A su manera críptica, Fanny me estaba liberando... y también haciéndome una advertencia. Mientras me comportara bien, no me reprocharía mis antiguos pecados. Me hizo sentir como si estuviese sometido a juicio, pero lo cierto es que tenía muchas razones para desconfiar del nuevo amigo de su marido, y no la culpo por mantenerme a distancia. A medida que íbamos conociéndonos mejor, la incomodidad empezó a desvanecerse. Entre otras cosas, descubrimos que el día de nuestro cumpleaños coincidía, y aunque ninguno de los dos creía en la astrología, la coincidencia contribuyó a formar un vínculo entre nosotros. El hecho de que Fanny fuese un año mayor que yo me permitía tratarla con burlona deferencia siempre que surgía el tema, una broma que nunca dejó de arrancarle una risa.
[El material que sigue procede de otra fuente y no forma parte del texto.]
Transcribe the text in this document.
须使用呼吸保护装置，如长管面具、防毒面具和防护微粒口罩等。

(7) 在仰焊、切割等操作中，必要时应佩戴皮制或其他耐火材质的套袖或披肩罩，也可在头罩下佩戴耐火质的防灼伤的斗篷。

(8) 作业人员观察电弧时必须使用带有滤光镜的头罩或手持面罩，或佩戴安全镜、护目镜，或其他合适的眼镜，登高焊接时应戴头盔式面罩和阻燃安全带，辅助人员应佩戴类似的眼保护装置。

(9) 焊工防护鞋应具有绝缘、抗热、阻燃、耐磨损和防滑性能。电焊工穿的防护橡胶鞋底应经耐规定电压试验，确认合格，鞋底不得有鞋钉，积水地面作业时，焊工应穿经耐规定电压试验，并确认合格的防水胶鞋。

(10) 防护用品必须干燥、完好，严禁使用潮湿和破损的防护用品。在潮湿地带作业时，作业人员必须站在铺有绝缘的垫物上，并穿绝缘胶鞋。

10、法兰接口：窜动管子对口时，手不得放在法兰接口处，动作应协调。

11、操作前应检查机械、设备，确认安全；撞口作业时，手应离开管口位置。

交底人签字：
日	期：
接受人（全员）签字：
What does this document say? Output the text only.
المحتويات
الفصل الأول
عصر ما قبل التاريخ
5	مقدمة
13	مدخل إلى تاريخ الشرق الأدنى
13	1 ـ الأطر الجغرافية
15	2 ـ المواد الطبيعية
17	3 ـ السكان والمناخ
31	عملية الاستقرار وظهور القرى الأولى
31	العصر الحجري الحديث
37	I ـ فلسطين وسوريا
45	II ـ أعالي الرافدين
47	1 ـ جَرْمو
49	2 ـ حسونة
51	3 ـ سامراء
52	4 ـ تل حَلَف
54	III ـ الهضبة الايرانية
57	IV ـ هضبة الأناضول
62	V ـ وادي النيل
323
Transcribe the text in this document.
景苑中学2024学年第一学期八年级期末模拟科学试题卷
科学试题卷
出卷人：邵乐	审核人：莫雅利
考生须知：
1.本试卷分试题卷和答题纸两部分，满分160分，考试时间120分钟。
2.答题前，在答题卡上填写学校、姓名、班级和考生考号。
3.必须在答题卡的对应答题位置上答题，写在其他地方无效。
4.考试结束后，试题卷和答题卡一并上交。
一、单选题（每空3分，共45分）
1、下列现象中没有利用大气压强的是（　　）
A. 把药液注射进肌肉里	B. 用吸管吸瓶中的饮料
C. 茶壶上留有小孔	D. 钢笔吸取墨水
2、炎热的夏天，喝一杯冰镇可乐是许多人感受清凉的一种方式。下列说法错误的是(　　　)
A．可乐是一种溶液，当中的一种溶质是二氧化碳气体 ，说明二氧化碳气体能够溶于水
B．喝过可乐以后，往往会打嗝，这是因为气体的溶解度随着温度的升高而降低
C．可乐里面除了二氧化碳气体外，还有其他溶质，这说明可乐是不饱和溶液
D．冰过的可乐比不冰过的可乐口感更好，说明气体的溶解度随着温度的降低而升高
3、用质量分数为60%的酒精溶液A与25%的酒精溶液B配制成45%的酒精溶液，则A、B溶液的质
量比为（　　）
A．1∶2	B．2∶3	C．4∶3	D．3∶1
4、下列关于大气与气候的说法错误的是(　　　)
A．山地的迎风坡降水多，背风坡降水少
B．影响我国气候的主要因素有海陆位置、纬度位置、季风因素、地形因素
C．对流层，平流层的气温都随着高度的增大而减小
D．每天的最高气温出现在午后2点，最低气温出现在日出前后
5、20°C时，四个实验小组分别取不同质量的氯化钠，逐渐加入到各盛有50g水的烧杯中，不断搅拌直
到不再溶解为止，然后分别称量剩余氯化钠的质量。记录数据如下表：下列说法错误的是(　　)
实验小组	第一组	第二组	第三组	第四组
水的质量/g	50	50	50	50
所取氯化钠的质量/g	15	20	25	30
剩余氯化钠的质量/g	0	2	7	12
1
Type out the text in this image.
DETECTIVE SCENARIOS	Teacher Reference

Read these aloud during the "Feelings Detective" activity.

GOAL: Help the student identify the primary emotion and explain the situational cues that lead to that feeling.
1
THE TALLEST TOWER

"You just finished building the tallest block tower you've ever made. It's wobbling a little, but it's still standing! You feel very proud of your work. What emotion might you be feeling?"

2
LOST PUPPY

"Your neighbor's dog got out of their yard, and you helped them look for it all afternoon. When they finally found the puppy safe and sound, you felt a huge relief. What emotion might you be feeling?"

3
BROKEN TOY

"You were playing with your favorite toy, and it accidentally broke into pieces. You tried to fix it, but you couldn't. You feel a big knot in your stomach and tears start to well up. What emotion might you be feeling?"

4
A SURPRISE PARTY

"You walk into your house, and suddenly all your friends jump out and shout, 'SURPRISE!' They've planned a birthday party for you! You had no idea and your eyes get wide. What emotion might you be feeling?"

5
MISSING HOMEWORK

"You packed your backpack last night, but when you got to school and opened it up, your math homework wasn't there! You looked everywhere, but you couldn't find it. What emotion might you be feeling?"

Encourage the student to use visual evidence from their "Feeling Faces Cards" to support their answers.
Dado que no era persona que se riese fácilmente, lo tomé como señal de progreso por mi parte. Y, más importante, estaba su trabajo. Mis conversaciones con ella sobre pintura norteamericana primitiva condujeron a una duradera pasión por artistas tales como Ryder, Church, Blakelock y Cole, a los cuales apenas había oído nombrar antes de conocer a Fanny. Ella defendió su tesis en la Columbia en el otoño de 1975 (una de las primeras monografías publicadas sobre Albert Pinkham Ryder) y luego fue contratada como conservadora ayudante de arte norteamericano en el Museo de Brooklyn, donde ha continuado trabajando desde entonces. Mientras escribo estas palabras (11 de julio), ella aún no tiene ni idea de lo que le ha sucedido a Ben. Se marchó de viaje por Europa el mes pasado y su regreso no está previsto hasta el Día del Trabajo. Supongo que podría ponerme en contacto con ella, pero no veo de qué serviría. A estas alturas ella no puede hacer nada por él y, a menos que el FBI dé con alguna respuesta antes de que vuelva, probablemente lo mejor es que me calle. Al principio pensé que tal vez era mi deber llamarla, pero ahora que he tenido tiempo de rumiarlo he decidido no estropearle las vacaciones. Ya ha sufrido suficiente, y el teléfono no es la forma más apropiada de darle una noticia como ésta. Me mantendré alejado hasta que vuelva, y entonces la sentaré delante de mí y le contaré en persona lo que sé.